In Texas summer heat, you won't have any problems getting the engine up to snuff. On the occasional cool days in the winter, you can use thge engine block heater below +40 degrees, or you can idle for approximately 60 seconds at 1000 rpm before driving off.
the coldest it ever gets around here is the high 20's, low 30's. on those mornings, i'll let the truck idle for at least 10 minutes. the engine will never come up to operating temp idling, but it will get the oil flowing good before you actually start driving and stressing the engine. for 30 and below, it takes a long time for an 5 quarts of oil and 2 1/2 gallons of water at 30° to warm up to even 100 or above. then it still needs to get to about 200. for my truck (on a cold morning), i'll let it idle for 5 to 10 minutes. then, when i actually start driving, and i know my engine is warmed up, because it only takes another minute or 2 of driving for the water temp to come up to normal.
I'm pretty conservative, and maybe i baby the engine too much, but if I were ya'll, I would let the truck idle a little longer in the morning, and baby it for the first mile or so, see how long it takes to get up to operating temp when you drive. once your water temp gets there, your oil temp shouldn't be too far behind.
for your diesel, i would give several minutes in very cold weather, no matter how far you had to go. as far as the head problems mentioned, i've never heard of that, but letting your engine get warm enough so that the thermostats open at some point on the commute should alleviate that problem from ever happening.
If you are worried about the combustion of your diesel in colder weather, or damage to the upper engine, there really is no danger. once a cold engine is running smoothly, the only worry is getting the proper lubrication. the only thing bad about driving a cold engine, from a fuel standpoint, is that engines get lower efficiencies when they are not at operating temps, (also some losse due to cold oil in the tranny and rear axle). if you hopped you your truck and drove one mile every day without letting it warm up, you would probably get 3 or 4 mpg worse than if you let it get up to full operating temp and drive it.
if i missed any thing, let me know. hope i helped.
Thanks for the info!

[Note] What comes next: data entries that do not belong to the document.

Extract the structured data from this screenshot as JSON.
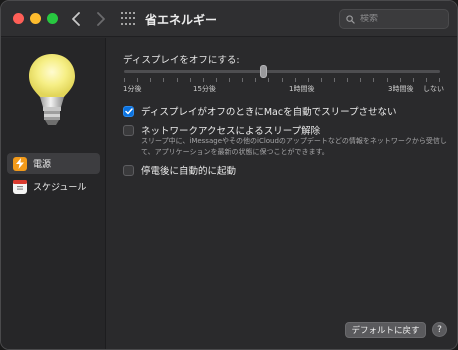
{
  "window": {
    "title": "省エネルギー"
  },
  "search": {
    "placeholder": "検索"
  },
  "sidebar": {
    "items": [
      {
        "label": "電源",
        "icon": "bolt-icon",
        "color": "#f29a1a"
      },
      {
        "label": "スケジュール",
        "icon": "calendar-icon",
        "color": "#d93a2f"
      }
    ]
  },
  "display_sleep": {
    "label": "ディスプレイをオフにする:",
    "ticks": [
      "1分後",
      "15分後",
      "1時間後",
      "3時間後",
      "しない"
    ],
    "value_fraction": 0.44
  },
  "options": [
    {
      "label": "ディスプレイがオフのときにMacを自動でスリープさせない",
      "checked": true
    },
    {
      "label": "ネットワークアクセスによるスリープ解除",
      "checked": false
    },
    {
      "label": "停電後に自動的に起動",
      "checked": false
    }
  ],
  "network_description": "スリープ中に、iMessageやその他のiCloudのアップデートなどの情報をネットワークから受信して、アプリケーションを最新の状態に保つことができます。",
  "footer": {
    "restore_defaults_label": "デフォルトに戻す",
    "help_label": "?"
  },
  "colors": {
    "accent": "#0a72e0",
    "close": "#ff5f57",
    "minimize": "#febc2e",
    "maximize": "#28c840"
  }
}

I just do not know enough about diesel engines and I certainly do not want to mess it up mechanically. I also heard that you really can't warm a diesel up fully by just idling. But a short idle as you mentioned will get the lubrication going.
Mroffshore
All motors should be routinely driven until their oil temp is higher than the boiling point of water to drive off the water formed during combustion. If not, you get acids and corrosion in the motor. Bad for long life
A friend of mine has a '93 Ford F-350 with a 7.3 non turbo diesel. If the vehicle sets for a week or so without any use, he finds it won't start unless he uses starter fluid to get it going. He has installed a new fuel pump but this has not resolved the problem. Someone suggested installing an electric fuel pump. Could one of you enlighten me on what the best approach would be to solve this problem. You guys seem to be up to date on most problems and sure would appreciate your input.
Thanks
Rexallen
Check glow plugs for continuity - easy test with battery powered probe light or ohmmeter.
How many miles? Injection pump ok? ....
Pull the fuel filter sometime after a week. If it is full of fuel you don't have a problem with the fuel pump.
Why not take it to a real diesel mechanic?
Greg
best guess from info given is that fuel is bleeding off somewhere. the fuel pump is getting air in it. diesel fuel pumps don't like air. it brings them to their knees. either somewhere between the fuel tank and the fuel pump, fuel is bleeding off and air is getting in the line and into the pump, air locking the entire system.